O delegado Delmir Gouveia, titular da DRFC, mapeou as quadrilhas especializadas no roubo de cargas e as suas principais rotas de ação - Severino Silva/Agência O Dia
O delegado Delmir Gouveia, titular da DRFC, mapeou as quadrilhas especializadas no roubo de cargas e as suas principais rotas de açãoSeverino Silva/Agência O Dia
Por RAFAEL NASCIMENTO

Rio - Em uma madrugada do final de 2017, o caminhoneiro José (nome fictício), de 55 anos, passava pela BR-101, que liga o Rio ao Espírito Santo. Com uma carga de achocolatado e café, o motorista foi rendido por homens armados. Foi obrigado a seguir em um comboio de bandidos com fuzis e pistolas. Ele, então, foi levado da rodovia até uma comunidade do Complexo do Salgueiro, onde a carga seria retirada. "(Os bandidos) estavam com vários carros e sempre muito nervosos. Gritavam e diziam que era para eu não fazer movimentos bruscos. Ameaçavam me matar".
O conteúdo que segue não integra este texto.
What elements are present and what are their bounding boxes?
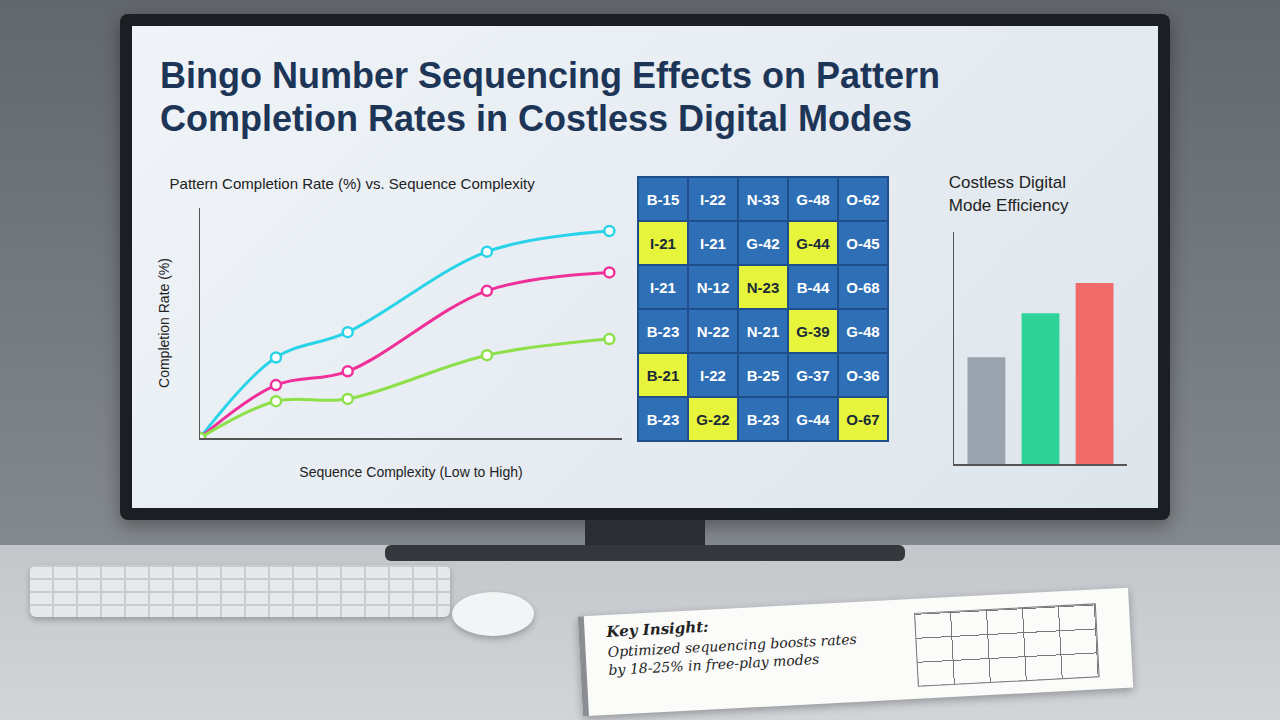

O relato revela o drama de caminhoneiros principalmente no ano passado, quando o Estado do Rio registrou 10.599 casos do tipo, um roubo a cada 50 minutos 52% deles concentrados em 11 das 138 unidades policiais. Levantamento da Federação das Indústrias do Rio de Janeiro (Firjan) estima um prejuízo de R$ 57,6 bilhões em 2017 nos estados do Rio, São Paulo, Minas Gerais e Espírito Santo. O Sindicato de Empresas de Transporte Rodoviário e Logística do Rio (Sindicarga) diz que houve um prejuízo de R$ 1 bilhão para as empresas do ramo no período.

O impacto da intervenção

A intervenção federal na segurança do Rio, que completou dez meses ontem, conseguiu redução de 14,4% no roubo de cargas. O dado faz parte do relatório divulgado no sábado pelo Observatório da Intervenção, formado por especialistas em violência e segurança pública da Universidade Cândido Mendes. Apesar do índice positivo, o saldo é pouco otimista. Registros de tiroteios cresceram 56% e o número de pessoas mortas pela polícia aumentou 40%. Em 303 dias, 161 pessoas foram vítimas de balas perdidas.

Investigações, prisões e indiciamentos de traficantes, receptadores e até de informantes a serviço das quadrilhas também contribuíram para que ocorresse queda no índice de roubo de cargas no ano.

As rotas do crime

Maio foi o mês com maior número de roubos no ano: 1.240 casos, média de 40 por dia. Um contraste com os 651 registros de outubro, quando a média quase caiu pela metade na comparação entre maio e outubro. Foram 158 presos nos últimos nove meses. "Analisamos registros de todas as delegacias para combater esse crime", diz Delmir Gouveia, delegado titular da Delegacia de Roubos e Furtos de Cargas (DRFC).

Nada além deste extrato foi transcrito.